God's everlasting mercy is here celebrated,

  • 1. In the redemption of his church, v. 23, 24. In the many redemptions wrought for the Jewish church out of the hands of their oppressors (when, in the years of their servitude, their estate was very low, God remembered them, and raised them up saviours, the judges, and David, at length, by whom God gave them rest from all their enemies), but especially in the great redemption of the universal church, of which these were types, we have a great deal of reason to say, "He remembered us, the children of men, in our low estate, in our lost estate, for his mercy endureth for ever; he sent his Son to redeem us from sin, and death, and hell, and all our spiritual enemies, for his mercy endureth for ever; he was sent to redeem us, and not the angels that sinned, for his mercy endureth for ever.'
  • 2. In the provision he makes for all the creatures (v. 25): He gives food to all flesh. It is an instance of the mercy of God's providence that wherever he has given life he gives food agreeable and sufficient; and he is a good housekeeper that provides for so large a family.

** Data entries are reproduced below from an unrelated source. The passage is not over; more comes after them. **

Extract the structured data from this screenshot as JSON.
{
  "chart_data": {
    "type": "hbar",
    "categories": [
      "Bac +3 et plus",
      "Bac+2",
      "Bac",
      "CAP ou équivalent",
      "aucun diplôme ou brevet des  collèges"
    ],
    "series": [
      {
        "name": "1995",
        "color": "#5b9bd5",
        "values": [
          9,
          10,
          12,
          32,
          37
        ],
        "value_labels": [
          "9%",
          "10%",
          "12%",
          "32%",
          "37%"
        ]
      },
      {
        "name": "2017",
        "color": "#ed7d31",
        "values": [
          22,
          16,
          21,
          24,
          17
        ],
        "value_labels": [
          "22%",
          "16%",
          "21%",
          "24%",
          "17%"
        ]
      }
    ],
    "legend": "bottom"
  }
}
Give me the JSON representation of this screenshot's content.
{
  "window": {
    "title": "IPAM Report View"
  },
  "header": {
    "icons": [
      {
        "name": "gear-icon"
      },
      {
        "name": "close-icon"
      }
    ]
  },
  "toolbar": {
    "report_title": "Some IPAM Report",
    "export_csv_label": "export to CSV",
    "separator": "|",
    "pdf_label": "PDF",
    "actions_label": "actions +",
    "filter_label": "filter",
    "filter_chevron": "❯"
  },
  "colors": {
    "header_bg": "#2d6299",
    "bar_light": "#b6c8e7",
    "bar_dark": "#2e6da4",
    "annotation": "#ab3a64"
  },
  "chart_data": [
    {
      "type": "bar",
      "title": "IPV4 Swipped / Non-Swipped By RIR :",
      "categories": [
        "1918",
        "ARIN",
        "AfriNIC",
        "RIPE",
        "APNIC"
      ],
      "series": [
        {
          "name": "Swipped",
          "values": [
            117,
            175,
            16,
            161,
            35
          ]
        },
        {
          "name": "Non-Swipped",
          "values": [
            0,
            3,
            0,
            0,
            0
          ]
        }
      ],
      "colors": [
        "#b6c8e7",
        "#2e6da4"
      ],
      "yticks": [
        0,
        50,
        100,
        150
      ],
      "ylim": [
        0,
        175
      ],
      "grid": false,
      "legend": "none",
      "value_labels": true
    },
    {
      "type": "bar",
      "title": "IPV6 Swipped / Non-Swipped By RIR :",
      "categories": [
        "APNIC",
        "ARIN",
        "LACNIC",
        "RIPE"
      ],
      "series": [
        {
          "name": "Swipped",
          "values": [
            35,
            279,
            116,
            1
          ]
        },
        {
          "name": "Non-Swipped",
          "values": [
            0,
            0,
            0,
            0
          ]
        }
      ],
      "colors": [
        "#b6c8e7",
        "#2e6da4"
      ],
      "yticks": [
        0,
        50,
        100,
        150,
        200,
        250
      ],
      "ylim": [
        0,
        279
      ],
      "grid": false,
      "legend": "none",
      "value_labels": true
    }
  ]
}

  • 3. In all his glories, and all his gifts (v. 26): Give thanks to the God of heaven. This denotes him to be a glorious God, and the glory of his mercy is to be taken notice of in our praises. The riches of his glory are displayed in the vessels of his mercy, Rom. 9:23. It also denotes him to be the great benefactor, for every good and perfect gift is from above, from the Father of lights, the God of heaven; and we should trace every stream to the fountain. This and that particular mercy may perhaps endure but a while, but the mercy that is in God endures for ever; it is an inexhaustible fountain.